Many in the political and media classes, showing their ignorance, try to ignore the laws of physics and economics, particularly when it comes to climate change. Various candidates make grand declarations that if elected they will stop all carbon emissions by “x” year. They usually propose to do this by requiring all cars to be electric by some arbitrary year, and that the country move totally to renewable energy sources — most often wind and solar.

It is true that most cars will probably be electric in the next couple of decades — but no faster than battery technology improves — and that is dependent not on legislative mandate but on scientific advancement. Batteries still require massive subsidies to compete with gasoline on a cost basis.

The electricity that will power the cars of the future and everything else will be provided by nuclear fission, hydro, fossil fuels and renewables. There is a limit to the quantity of renewables that an electric power grid can use because of the intermittent nature of wind and solar.

The Germans found out that solar turned out to be much more expensive than forecast and that wind had health side effects for those living nearby and was a massive killer of birds, etc. German electric rates are on average about triple those in the United States, making much of their industry non-competitive and causing a consumer political revolt. As a result, the Germans are returning to more traditional sources of power generation.

The United States has actually been reducing carbon emissions, not because of government mandates, but as a result of the huge increase in natural gas usage for power plants due to the fracking revolution (created by private-sector engineers and entrepreneurs). The irony is that the United States met the Paris agreement target reductions in carbon, while Europe, despite all of their big green programs, has not. Again, physics and economics trump government mandates.

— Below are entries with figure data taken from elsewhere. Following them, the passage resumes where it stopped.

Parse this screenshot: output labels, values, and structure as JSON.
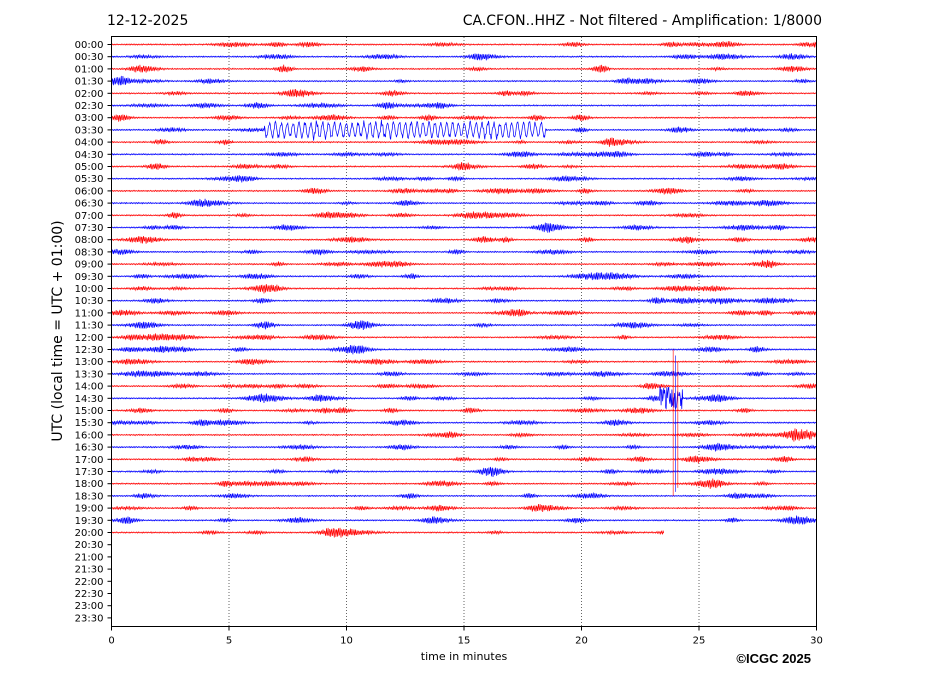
{
  "header": {
    "date": "12-12-2025",
    "title": "CA.CFON..HHZ - Not filtered - Amplification: 1/8000"
  },
  "footer": {
    "copyright": "©ICGC 2025"
  },
  "chart_data": {
    "type": "line",
    "title": "CA.CFON..HHZ - Not filtered - Amplification: 1/8000",
    "xlabel": "time in minutes",
    "ylabel": "UTC (local time = UTC + 01:00)",
    "xlim": [
      0,
      30
    ],
    "x_ticks": [
      "0",
      "5",
      "10",
      "15",
      "20",
      "25",
      "30"
    ],
    "y_ticks": [
      "00:00",
      "00:30",
      "01:00",
      "01:30",
      "02:00",
      "02:30",
      "03:00",
      "03:30",
      "04:00",
      "04:30",
      "05:00",
      "05:30",
      "06:00",
      "06:30",
      "07:00",
      "07:30",
      "08:00",
      "08:30",
      "09:00",
      "09:30",
      "10:00",
      "10:30",
      "11:00",
      "11:30",
      "12:00",
      "12:30",
      "13:00",
      "13:30",
      "14:00",
      "14:30",
      "15:00",
      "15:30",
      "16:00",
      "16:30",
      "17:00",
      "17:30",
      "18:00",
      "18:30",
      "19:00",
      "19:30",
      "20:00",
      "20:30",
      "21:00",
      "21:30",
      "22:00",
      "22:30",
      "23:00",
      "23:30"
    ],
    "trace_colors": [
      "#ff0000",
      "#0000ff"
    ],
    "recorded_traces": 41,
    "last_trace_end_minute": 23.5,
    "grid": "vertical dotted lines at x ticks",
    "events": [
      {
        "trace": "03:30",
        "x_start": 6.5,
        "x_end": 18.5,
        "amplitude": "large"
      },
      {
        "trace": "14:30",
        "x_start": 23.3,
        "x_end": 24.3,
        "amplitude": "very large"
      }
    ]
  }
}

The amount of CO2 in the atmosphere is a function of all global, natural and man-made emissions. The Chinese now have 148 gigawatts of coal-fired capacity under active construction, which is almost equivalent to the 150 gigawatts of existing coal capacity in the EU.

There are also another 105 gigawatts of coal plants under construction in the rest of the world. The bottom line is no matter what the United States (and the EU) do to curb emissions, it will have virtually no effect on the Earth’s temperatures, because the increases in CO2 in the rest of the world are swamping U.S. actions.

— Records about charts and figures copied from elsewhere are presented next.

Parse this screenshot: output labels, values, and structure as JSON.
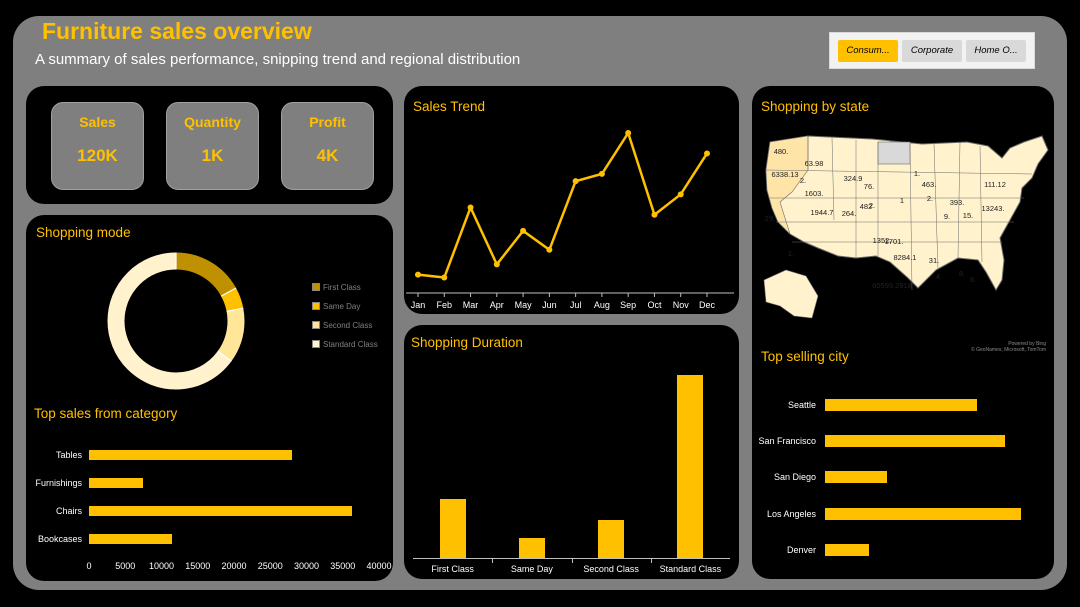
{
  "header": {
    "title": "Furniture sales overview",
    "subtitle": "A summary of sales performance, snipping trend and regional distribution"
  },
  "slicer": {
    "options": [
      {
        "label": "Consum...",
        "selected": true
      },
      {
        "label": "Corporate",
        "selected": false
      },
      {
        "label": "Home O...",
        "selected": false
      }
    ]
  },
  "kpis": [
    {
      "label": "Sales",
      "value": "120K"
    },
    {
      "label": "Quantity",
      "value": "1K"
    },
    {
      "label": "Profit",
      "value": "4K"
    }
  ],
  "colors": {
    "accent": "#ffc000",
    "panel": "#000000",
    "background": "#7f7f7f"
  },
  "panels": {
    "sales_trend": "Sales Trend",
    "shopping_by_state": "Shopping by state",
    "shopping_mode": "Shopping mode",
    "shopping_duration": "Shopping Duration",
    "top_sales_category": "Top sales from category",
    "top_selling_city": "Top selling city"
  },
  "map": {
    "labels": [
      "480.",
      "63.98",
      "6338.13",
      "2.",
      "1603.",
      "324.9",
      "76.",
      "1.",
      "463.",
      "482",
      "1944.7",
      "264.",
      "2.",
      "1",
      "2.",
      "393.",
      "9.",
      "15.",
      "13243.",
      "111.12",
      "29.",
      "1.",
      "1352.",
      "1701.",
      "8284.1",
      "31.",
      "4.",
      "6.",
      "8.",
      "60593.2918"
    ],
    "credit1": "Powered by Bing",
    "credit2": "© GeoNames, Microsoft, TomTom"
  },
  "chart_data": [
    {
      "type": "line",
      "title": "Sales Trend",
      "categories": [
        "Jan",
        "Feb",
        "Mar",
        "Apr",
        "May",
        "Jun",
        "Jul",
        "Aug",
        "Sep",
        "Oct",
        "Nov",
        "Dec"
      ],
      "values": [
        3,
        1,
        49,
        10,
        33,
        20,
        67,
        72,
        100,
        44,
        58,
        86
      ]
    },
    {
      "type": "pie",
      "title": "Shopping mode",
      "categories": [
        "First Class",
        "Same Day",
        "Second Class",
        "Standard Class"
      ],
      "values": [
        17,
        5,
        13,
        65
      ],
      "colors": [
        "#bf9000",
        "#ffc000",
        "#ffe699",
        "#fff2cc"
      ],
      "legend": "right"
    },
    {
      "type": "bar",
      "title": "Top sales from category",
      "orientation": "horizontal",
      "categories": [
        "Tables",
        "Furnishings",
        "Chairs",
        "Bookcases"
      ],
      "values": [
        28000,
        7500,
        36300,
        11500
      ],
      "xticks": [
        "0",
        "5000",
        "10000",
        "15000",
        "20000",
        "25000",
        "30000",
        "35000",
        "40000"
      ],
      "xlim": [
        0,
        40000
      ]
    },
    {
      "type": "bar",
      "title": "Shopping Duration",
      "categories": [
        "First Class",
        "Same Day",
        "Second Class",
        "Standard Class"
      ],
      "values": [
        32,
        11,
        21,
        100
      ]
    },
    {
      "type": "bar",
      "title": "Top selling city",
      "orientation": "horizontal",
      "categories": [
        "Seattle",
        "San Francisco",
        "San Diego",
        "Los Angeles",
        "Denver"
      ],
      "values": [
        76,
        90,
        31,
        98,
        22
      ]
    }
  ]
}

The middle-income and developing nations argue that the United States and Europe became rich in part because of cheap energy, and the rich nations have no moral right to mandate energy restrictions and costs on the developing countries.

Furthermore, taxpayers and consumers, as the citizens of Europe have already shown, are not going to stand for government schemes to increase the cost of energy and more taxes. People can see what these big green programs are really about — a further power grab by the Washington politicians — having little to do with a greener world.

This does not mean that we ought to do nothing. To date, the increase in CO2 in the atmosphere has been a net benefit. Plants inhale CO2 and exhale oxygen. More CO2 has increased plant growth — including food plants — bringing down the price of food. Greenhouse operators pump CO2 into their greenhouses to increase yields. At the moment, the world is far below the CO2 level to optimize plant growth — but at some time in the future, the optimum will be exceeded.

There are lower-cost ways to delay the negative effects of CO2 growth than massive tax- and welfare-redistribution schemes, and freedom-destroying mandates as to how we travel and live our lives. For at least 2,000 years, men have been re-engineering shore-lines — to cope with higher sea levels which have steadily risen from the end of the last ice age (the rate of increase in sea levels has not increased in recent decades, despite many forecasts that it would).

Recent studies have shown there is a low-cost way to stop the increase in CO2 for the next century or so — that is, plant a trillion trees (the Earth already has approximately 3 trillion trees). (Yes, there are doomsayers who claim we have only a few years left – it varies from speaker to speaker – if we don’t take massive government action. But they have been saying such things for decades, and nothing happened.)

Ecologist Thomas Crowther and his colleagues at ETH University in Zurich (the MIT of Switzerland) have determined there is enough suitable and underused or abandoned land to grow an additional 1.2 trillion trees. The trees would have enough storage capacity to cancel out a decade of CO2 emissions.

Appropriate trees would need to be planted for different climates. And the new forests need to be well-managed so that the forest floor is kept clean to reduce the chances of forest fires. Trees also have the benefit of holding ground water, which reduces flooding, providing attractive screening against urban blight and other eyesores, supplying many useful products. In sum, as the poet Joyce Kilmer wrote: “I think I shall never see a poem as lovely as a tree.”